Mutual funds that outsource their fund management are likely to have lower subscription fees and better performance.
The association between outsourcing of advisory services and performance is more pronounced for funds belonging to bank-managed groups than funds of asset management firms, the Swift Institute, a branch of the interbank communication network Swift, found.
Its research covers a broad range of outsourcing by mutual funds including transfer agency, administration and custody.
The funds that outsource are more likely to have 11% – 14% lower subscription fees relative to the overall average fees in the sample data.
Swift’s findings are based on responses from over 13,000 mutual funds domiciled in Europe.
Swift found outsourcing of various services is very common, with 12% of funds using external advisors, 41% using external administrators, 45% using external transfer agents, and 58% using external custodians. All funds outsource to external trustees and auditors.

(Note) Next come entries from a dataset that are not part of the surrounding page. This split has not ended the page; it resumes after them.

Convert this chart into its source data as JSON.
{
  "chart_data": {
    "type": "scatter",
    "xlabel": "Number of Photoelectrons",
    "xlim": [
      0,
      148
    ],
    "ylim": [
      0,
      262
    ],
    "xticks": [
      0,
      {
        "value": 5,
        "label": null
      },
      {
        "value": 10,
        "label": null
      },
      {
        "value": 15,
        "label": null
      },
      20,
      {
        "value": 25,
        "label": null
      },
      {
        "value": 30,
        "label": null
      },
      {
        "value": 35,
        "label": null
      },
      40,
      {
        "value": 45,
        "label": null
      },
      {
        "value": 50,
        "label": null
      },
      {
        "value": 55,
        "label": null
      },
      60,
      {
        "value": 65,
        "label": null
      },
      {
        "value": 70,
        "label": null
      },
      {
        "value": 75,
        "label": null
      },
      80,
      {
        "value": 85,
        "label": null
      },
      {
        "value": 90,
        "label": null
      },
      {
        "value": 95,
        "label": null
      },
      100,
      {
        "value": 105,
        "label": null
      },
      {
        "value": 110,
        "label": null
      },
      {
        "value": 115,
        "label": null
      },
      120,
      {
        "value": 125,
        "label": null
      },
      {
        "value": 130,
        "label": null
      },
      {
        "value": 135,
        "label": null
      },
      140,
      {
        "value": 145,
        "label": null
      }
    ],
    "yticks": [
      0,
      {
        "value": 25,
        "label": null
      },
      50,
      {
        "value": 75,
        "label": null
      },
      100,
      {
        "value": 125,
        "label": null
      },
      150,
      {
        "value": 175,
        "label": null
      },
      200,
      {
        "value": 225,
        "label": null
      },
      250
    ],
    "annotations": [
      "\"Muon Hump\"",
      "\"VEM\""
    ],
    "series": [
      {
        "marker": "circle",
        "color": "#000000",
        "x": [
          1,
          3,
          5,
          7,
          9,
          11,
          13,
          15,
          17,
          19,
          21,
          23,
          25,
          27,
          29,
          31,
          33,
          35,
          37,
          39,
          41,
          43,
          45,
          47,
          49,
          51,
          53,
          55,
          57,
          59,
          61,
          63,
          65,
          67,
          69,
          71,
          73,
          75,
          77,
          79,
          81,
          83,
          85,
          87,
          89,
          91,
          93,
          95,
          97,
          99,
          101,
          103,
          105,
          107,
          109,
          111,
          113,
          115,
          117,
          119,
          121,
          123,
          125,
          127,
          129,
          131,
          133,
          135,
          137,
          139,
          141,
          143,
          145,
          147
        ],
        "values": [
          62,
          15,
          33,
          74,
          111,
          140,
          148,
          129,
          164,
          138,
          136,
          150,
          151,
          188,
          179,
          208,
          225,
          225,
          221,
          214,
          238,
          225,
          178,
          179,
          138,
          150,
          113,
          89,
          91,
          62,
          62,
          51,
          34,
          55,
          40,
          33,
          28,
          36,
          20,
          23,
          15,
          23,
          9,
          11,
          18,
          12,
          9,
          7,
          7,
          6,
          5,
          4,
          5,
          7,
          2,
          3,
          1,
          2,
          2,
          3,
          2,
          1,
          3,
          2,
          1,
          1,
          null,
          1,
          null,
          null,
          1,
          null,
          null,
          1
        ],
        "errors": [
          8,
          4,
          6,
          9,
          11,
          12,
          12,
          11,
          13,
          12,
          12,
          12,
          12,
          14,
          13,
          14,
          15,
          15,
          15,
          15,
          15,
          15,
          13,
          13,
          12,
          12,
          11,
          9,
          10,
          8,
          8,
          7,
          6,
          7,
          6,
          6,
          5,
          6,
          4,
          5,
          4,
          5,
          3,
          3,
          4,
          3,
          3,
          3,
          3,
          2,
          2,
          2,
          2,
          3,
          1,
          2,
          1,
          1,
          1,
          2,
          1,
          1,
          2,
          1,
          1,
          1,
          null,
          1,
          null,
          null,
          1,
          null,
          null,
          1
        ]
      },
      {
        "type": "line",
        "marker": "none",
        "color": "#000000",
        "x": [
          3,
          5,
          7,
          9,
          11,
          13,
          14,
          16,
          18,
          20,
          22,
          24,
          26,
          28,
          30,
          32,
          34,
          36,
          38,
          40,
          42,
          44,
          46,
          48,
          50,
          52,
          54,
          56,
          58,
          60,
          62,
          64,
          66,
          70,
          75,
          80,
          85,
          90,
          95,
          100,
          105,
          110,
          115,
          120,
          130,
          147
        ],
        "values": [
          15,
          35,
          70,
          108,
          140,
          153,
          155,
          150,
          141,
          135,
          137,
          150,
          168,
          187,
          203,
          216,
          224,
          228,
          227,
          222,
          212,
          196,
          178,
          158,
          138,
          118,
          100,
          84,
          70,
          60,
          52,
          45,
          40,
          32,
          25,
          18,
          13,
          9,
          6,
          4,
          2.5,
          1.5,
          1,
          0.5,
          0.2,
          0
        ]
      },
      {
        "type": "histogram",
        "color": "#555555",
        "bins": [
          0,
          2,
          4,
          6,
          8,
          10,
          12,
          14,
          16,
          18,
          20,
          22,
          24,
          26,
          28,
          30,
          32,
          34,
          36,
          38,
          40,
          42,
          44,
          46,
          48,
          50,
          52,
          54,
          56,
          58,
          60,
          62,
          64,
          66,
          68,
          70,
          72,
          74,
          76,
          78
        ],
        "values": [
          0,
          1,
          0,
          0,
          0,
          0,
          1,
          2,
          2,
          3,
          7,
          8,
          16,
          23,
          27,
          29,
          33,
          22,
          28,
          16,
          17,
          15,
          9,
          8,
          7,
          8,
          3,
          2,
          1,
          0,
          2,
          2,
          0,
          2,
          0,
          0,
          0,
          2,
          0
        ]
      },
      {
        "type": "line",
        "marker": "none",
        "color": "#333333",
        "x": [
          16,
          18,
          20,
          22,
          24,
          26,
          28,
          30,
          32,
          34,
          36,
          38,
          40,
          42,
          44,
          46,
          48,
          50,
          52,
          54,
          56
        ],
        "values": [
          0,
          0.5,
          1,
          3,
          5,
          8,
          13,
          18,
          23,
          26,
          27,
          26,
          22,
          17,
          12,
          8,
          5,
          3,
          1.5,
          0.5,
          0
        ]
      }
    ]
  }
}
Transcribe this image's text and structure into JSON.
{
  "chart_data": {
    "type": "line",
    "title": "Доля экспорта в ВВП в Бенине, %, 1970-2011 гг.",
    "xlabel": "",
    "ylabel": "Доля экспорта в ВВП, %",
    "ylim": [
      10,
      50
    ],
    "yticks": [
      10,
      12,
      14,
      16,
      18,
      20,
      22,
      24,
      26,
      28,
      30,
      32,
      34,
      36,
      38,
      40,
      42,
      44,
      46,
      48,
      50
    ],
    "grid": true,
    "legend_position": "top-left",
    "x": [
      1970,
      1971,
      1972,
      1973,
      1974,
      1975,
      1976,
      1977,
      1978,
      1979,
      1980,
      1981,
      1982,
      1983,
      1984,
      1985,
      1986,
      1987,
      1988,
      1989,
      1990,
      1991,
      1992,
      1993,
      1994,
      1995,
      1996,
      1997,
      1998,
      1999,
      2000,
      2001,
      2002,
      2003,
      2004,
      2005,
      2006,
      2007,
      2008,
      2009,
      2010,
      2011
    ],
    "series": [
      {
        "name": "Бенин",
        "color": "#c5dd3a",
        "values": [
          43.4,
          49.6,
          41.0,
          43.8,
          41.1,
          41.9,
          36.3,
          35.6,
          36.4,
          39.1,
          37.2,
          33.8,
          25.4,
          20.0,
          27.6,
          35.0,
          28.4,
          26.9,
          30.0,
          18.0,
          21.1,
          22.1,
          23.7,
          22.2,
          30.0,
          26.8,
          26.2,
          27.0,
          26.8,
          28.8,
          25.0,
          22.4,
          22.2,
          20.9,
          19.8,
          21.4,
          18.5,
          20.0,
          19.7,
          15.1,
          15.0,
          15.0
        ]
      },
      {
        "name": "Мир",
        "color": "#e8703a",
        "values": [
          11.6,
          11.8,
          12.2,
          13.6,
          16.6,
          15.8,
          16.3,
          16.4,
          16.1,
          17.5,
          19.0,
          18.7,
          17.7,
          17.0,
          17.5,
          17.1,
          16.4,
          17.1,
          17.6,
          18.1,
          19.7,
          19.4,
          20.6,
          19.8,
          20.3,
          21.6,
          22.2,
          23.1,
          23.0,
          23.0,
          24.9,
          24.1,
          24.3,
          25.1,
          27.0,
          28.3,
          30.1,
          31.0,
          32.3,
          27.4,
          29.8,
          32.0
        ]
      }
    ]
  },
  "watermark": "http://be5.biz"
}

Outsourcing advisory services is associated with higher risk-adjusted performance, while outsourcing of administrator, transfer agent, and custodian services is unrelated to risk.
Peter Ware, director of the Swift Institute says: “Most academic research to date has been focused on the US mutual fund space and on middle/back office outsourcing. This is one of the first studies that looks at Europe, and takes into account outsourcing of front office activities, such as advisory services.”
The research was produced for the Swift Institute by: Douglas Cumming of York University, Armin Schwienbacher of Université de Lille and Feng Zhan of John Carroll University.